Kirkus Reviews QR Code
SUPERCOOPERATORS by Martin A. Nowak

SUPERCOOPERATORS

Why We Need Each Other to Succeed

by Martin A. Nowak with Roger Highfield

Pub Date: March 22nd, 2011
ISBN: 978-1-4391-0018-9
Publisher: Free Press

With New Scientist editor Highfield (The Science of Harry Potter, 2003, etc.), Nowak (Biology and Mathematics/Harvard Univ.; Evolutionary Dynamics, 2006, etc.) presents a panoramic view of the role of cooperation in the evolution.

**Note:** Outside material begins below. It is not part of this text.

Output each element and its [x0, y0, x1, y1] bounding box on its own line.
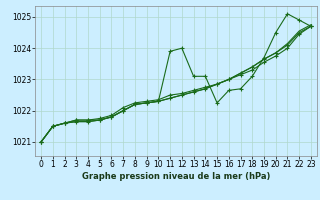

Given the evolutionary mechanism of natural selection, what are we to make of cooperation and altruism? Natural selection, in a well-mixed population, favors the selfish, the cheater, the deceiver. As the author writes in this sweeping survey, cooperation has been with us since the dawn of man—indeed, perhaps before the dawn, in the prelife, when two complementary molecular sequences possibly catalyzed reactions. Nowak is a mathematical biologist, and his enthusiasm for numbers is extremely useful in his discussions of evolutionary theory. However, thankfully for the mathematically disinclined, there is little hard math here. What natural selection needs, writes the author, are mechanisms to encourage cooperation, to give it a competitive edge. The author delineates five such mechanisms: direct reciprocity (tit for tat), indirect reciprocity (influence of reputation), spatial selection, group selection (often manifested in tribal wars) and kin selection (often manifested in nepotism). All the mechanisms find their rationale when tried against cost-benefit analysis, wherein the combined cost must be less than the shared benefit. Nowak also brings many other theoretical models to bear—game theory, spatial games, phylogenetics, the haplodiploidy hypothesis and others—and he investigates them in a slightly formal voice that is unencumbered by equations, graphs or charts.

A fleshed-out, persuasive chronicle of the bright side—collective enterprise—of the evolutionary road.